Who is eligible to make a Land Remediation Relief Claim?
Land Remediation Relief (LRR), also sometimes called ‘contaminated land relief’, benefits companies that clean up land or property that they bought from someone else. It is available to developers, housebuilders, investors and owner-occupiers.
When can a Land Remediation Relief claim be made?
When the benefit can be claimed and whether a backdated claim can be made, depends on whether a company’s spend is ‘capital’ (investment) or ‘revenue’ (trading).
For ‘capital’ spend by landlords and occupiers, the relief is claimed in the year the money is spent and claims must be made within two years of the end of that accounting year.
Whereas relief for ‘revenue’ spend by developers and housebuilders is claimed when the land or property is sold. Claims may be made up to four years from the end of that accounting year.
LRR for Revenue Expenditure
Developers and housebuilders can write-off their development cost for tax as a normal business outgoing. But claiming LRR lowers their taxable profits by a further half of the qualifying remediation cost. The extra tax saving is 9.5p for every pound of qualifying spend.
LRR for Capital Expenditure
A property investor or owner-occupier normally cannot get a tax deduction for ‘capital’ clean-up costs. But claiming LRR means they can elect to treat qualifying spend as a revenue expense for tax purposes. This means they can deduct the cost from their taxable profits. This gives an extra 150% relief so makes the relief three times more valuable than it is for property traders. The tax saving is 28.5p for each pound of qualifying spend.

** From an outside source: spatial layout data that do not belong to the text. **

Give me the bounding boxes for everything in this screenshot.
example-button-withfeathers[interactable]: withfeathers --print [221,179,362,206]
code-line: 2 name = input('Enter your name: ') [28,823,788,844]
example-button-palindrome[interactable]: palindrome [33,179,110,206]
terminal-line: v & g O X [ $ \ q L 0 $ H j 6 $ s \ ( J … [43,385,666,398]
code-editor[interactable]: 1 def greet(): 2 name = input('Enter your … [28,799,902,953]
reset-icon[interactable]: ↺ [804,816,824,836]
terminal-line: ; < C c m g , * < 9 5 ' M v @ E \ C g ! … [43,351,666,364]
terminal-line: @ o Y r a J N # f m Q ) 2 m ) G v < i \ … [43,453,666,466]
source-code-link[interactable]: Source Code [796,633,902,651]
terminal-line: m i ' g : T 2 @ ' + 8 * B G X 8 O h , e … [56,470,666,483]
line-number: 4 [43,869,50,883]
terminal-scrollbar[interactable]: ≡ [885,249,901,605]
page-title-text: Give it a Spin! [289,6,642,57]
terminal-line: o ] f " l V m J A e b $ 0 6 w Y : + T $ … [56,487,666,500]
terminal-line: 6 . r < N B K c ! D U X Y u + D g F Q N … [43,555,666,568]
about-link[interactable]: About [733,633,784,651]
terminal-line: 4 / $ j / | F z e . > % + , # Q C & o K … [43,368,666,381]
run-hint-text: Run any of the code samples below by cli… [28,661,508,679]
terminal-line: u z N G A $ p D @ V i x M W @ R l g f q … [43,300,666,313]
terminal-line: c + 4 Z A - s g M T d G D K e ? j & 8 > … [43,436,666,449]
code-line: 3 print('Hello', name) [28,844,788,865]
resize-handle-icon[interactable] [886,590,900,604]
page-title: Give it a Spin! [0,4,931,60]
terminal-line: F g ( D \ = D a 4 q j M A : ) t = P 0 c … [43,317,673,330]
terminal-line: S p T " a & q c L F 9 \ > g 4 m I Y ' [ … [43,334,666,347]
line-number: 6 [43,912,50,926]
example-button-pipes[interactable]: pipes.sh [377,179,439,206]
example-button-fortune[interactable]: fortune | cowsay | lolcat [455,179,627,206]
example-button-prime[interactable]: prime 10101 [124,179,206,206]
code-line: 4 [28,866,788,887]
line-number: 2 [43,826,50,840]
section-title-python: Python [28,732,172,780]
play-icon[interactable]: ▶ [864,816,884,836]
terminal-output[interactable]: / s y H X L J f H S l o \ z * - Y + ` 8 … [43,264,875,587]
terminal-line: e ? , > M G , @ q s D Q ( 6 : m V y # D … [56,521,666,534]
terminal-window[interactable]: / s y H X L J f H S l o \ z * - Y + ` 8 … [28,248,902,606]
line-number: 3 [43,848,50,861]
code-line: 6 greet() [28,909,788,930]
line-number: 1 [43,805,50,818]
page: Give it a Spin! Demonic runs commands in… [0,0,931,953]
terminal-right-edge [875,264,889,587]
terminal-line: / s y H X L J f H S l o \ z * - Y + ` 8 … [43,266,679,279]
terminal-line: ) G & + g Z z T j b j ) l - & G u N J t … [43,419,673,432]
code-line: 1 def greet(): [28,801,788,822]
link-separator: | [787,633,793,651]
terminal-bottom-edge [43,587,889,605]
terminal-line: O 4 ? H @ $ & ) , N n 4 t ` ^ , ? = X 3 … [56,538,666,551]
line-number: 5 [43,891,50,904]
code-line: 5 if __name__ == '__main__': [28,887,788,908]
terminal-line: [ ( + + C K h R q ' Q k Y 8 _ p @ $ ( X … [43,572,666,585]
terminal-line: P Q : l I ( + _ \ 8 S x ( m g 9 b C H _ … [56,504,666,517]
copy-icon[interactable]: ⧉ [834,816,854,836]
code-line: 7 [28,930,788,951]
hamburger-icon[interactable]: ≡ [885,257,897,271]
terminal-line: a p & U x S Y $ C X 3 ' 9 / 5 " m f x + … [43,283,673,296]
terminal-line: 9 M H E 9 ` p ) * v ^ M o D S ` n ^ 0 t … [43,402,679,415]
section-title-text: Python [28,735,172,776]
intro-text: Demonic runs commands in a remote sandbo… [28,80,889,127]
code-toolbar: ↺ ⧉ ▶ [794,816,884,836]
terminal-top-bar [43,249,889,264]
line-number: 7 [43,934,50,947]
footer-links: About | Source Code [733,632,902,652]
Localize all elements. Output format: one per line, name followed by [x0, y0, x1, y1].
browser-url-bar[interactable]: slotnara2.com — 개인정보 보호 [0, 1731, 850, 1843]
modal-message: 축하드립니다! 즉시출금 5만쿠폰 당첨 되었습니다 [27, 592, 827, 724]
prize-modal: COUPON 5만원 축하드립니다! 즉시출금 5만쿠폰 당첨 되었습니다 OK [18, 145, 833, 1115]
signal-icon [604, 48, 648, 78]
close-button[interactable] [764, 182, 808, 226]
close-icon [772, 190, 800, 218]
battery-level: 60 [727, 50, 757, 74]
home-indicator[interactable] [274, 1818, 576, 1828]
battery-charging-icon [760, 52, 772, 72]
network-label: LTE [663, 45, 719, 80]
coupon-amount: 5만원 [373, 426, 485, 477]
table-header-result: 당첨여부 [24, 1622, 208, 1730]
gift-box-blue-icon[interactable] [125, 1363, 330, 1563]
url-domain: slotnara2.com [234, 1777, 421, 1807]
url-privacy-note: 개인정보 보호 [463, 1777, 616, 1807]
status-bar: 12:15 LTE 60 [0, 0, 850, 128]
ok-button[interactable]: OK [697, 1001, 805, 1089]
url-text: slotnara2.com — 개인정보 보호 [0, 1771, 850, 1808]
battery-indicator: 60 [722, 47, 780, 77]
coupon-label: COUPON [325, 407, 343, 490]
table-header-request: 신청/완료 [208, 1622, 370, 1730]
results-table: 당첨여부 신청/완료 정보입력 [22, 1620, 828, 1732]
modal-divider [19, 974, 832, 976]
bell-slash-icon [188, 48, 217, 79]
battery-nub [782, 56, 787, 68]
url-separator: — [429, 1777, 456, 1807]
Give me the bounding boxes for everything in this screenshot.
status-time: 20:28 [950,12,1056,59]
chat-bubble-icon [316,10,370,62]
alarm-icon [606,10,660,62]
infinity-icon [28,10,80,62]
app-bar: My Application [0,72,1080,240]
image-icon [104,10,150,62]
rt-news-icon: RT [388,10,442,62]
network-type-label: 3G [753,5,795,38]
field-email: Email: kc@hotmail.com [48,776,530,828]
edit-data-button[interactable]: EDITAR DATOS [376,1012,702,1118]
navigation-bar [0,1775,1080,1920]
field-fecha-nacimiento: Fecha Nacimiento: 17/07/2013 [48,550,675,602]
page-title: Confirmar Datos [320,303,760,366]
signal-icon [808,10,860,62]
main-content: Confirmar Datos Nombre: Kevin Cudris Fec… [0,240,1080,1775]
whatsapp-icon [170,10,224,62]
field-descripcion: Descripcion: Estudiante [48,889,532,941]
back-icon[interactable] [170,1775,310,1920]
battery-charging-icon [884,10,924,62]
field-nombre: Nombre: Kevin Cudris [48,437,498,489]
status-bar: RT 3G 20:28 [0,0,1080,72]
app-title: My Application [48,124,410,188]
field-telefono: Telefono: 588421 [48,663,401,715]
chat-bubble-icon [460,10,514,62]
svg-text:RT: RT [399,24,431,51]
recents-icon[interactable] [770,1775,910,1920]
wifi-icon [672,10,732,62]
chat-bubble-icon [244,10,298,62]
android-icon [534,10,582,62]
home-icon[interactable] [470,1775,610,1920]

How do you calculate LRR allowance?
To qualify for tax relief, the money must be spent on cleaning-up the land or property. The overriding question that needs to be asked is whether the company would have spent the money if the land or property had not been contaminated?
How does LRR affect tax?
Once the qualifying clean-up spend is identified, this amount is multiplied by 1.5 to calculate the increased amount that can be written-off for tax. Claims for the scheme are made in a company’s usual corporation tax return.